Alguma que nem mereço. Tão enfeitada e viçosa.
Se foi plano de Deus, bem sei, devo me conformar. De dia me distraio na oficina. Mas de noite? Pensando nela me bato a noite inteira. Minha cama, nela eu deitava. Colcha de pena de colibri, com ela me cobria. Doce cadeira de balanço, nela me embalava. Apagada a luz, erguia a camisola. Cego, de repente eu via - no lombinho tão branco duas luas fosforescendo.
Saudade judia do corpo? Sinto a vista cansada, mal posso ler. Toda manhã faço a barba, ainda aparo o bigode. Ela morreu - e não raspei o bigode. Três dias que o olho está seco. Me esbofeteio com força. Chora, maldito.
Ela, a Maria, que não deixa o sargento.
- Já prendo esse vagabundo.
- Pelo amor de Deus, sargento. Não faça isso.

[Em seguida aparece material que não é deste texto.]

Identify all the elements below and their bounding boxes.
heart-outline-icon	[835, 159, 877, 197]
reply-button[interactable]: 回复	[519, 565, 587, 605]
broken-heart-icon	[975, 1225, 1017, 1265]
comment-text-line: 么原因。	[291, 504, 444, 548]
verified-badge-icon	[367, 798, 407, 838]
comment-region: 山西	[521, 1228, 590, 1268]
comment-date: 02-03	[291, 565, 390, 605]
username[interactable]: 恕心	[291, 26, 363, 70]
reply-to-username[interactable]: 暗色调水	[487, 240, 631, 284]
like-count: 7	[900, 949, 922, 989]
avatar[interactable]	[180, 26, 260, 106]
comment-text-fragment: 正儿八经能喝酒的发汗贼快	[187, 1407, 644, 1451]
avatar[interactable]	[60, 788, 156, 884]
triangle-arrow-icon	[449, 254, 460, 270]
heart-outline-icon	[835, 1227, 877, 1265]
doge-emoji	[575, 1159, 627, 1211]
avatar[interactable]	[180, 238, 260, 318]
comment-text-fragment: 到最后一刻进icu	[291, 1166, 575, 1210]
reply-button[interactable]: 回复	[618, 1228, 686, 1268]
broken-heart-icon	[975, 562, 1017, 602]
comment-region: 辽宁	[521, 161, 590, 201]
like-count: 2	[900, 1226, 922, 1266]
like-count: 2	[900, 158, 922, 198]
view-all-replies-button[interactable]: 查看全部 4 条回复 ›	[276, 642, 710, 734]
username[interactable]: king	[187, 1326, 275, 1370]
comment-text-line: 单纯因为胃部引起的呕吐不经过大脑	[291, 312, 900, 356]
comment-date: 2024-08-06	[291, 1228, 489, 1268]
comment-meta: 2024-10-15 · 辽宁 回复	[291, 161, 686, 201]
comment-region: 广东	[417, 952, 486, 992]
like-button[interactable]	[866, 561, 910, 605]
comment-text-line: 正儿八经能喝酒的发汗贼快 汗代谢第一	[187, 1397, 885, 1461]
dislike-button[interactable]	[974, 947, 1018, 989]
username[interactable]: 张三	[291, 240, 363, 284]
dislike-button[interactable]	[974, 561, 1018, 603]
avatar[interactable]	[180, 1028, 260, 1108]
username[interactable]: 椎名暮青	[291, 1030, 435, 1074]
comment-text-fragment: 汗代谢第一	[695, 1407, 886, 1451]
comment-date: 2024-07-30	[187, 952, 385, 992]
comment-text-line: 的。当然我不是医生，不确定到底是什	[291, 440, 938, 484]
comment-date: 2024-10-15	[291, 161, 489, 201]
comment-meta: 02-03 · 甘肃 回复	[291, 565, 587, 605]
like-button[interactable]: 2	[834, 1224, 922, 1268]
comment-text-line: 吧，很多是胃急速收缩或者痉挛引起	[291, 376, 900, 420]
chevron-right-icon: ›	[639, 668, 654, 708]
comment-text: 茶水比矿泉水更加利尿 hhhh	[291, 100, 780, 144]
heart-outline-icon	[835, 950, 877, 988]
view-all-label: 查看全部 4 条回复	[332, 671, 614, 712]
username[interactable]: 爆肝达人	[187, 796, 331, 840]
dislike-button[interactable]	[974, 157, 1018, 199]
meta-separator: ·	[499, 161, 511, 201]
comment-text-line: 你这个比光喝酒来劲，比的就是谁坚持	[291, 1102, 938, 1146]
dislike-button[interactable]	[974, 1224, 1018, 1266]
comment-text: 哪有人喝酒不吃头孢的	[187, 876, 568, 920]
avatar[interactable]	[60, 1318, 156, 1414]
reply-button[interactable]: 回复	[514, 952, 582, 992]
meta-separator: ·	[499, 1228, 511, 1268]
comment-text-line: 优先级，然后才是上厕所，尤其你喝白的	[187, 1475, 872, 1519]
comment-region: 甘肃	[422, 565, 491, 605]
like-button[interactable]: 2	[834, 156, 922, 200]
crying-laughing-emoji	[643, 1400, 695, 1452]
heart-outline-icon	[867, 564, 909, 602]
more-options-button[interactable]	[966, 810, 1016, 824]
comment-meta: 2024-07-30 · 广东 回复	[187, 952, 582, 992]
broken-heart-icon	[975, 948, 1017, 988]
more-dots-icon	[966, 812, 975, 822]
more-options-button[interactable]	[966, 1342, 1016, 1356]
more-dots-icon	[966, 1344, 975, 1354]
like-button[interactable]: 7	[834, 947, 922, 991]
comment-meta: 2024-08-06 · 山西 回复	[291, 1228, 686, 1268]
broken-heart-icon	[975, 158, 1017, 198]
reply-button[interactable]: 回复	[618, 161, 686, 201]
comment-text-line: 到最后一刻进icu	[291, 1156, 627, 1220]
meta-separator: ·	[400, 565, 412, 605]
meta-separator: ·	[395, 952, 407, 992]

- Precisa de uma lição, o bandido.
Ao nenê faminto ela oferece o bico negro do seio:
- O culpado é o Balaio de Pulga.
Não cabe mesa nem cadeira. Estreito corredor, dois ou três caixotes, mais os bêbados - sempre lugar para mais um.
- O sargento devia fechar. É uma perdição.
Do Balaio o João sai cambaleando. Verte em plena praça um rio de espuma - onde ela cai já não cresce a grama.
- Segura o hominho! Cuidado, não é a pistolinha na mão?
O brado retumbante e dois tiros certeiros na lua cheia.
- Aqui não tem macho.
Aos tombos chega em casa, mete a botinha na porta. Maria foge pela janela.
- Com o hominho ninguém pode.
O galo da vizinha não para quieto. João firma-se na cerca, fecha um olho e, no meio do clarim, tiro e queda.
- Conheceu, papudo?
De manhã a dona volta, ressabiada. Rindo feliz João cerca-a na cozinha.
E de pé contra a mesa faz mais um filho.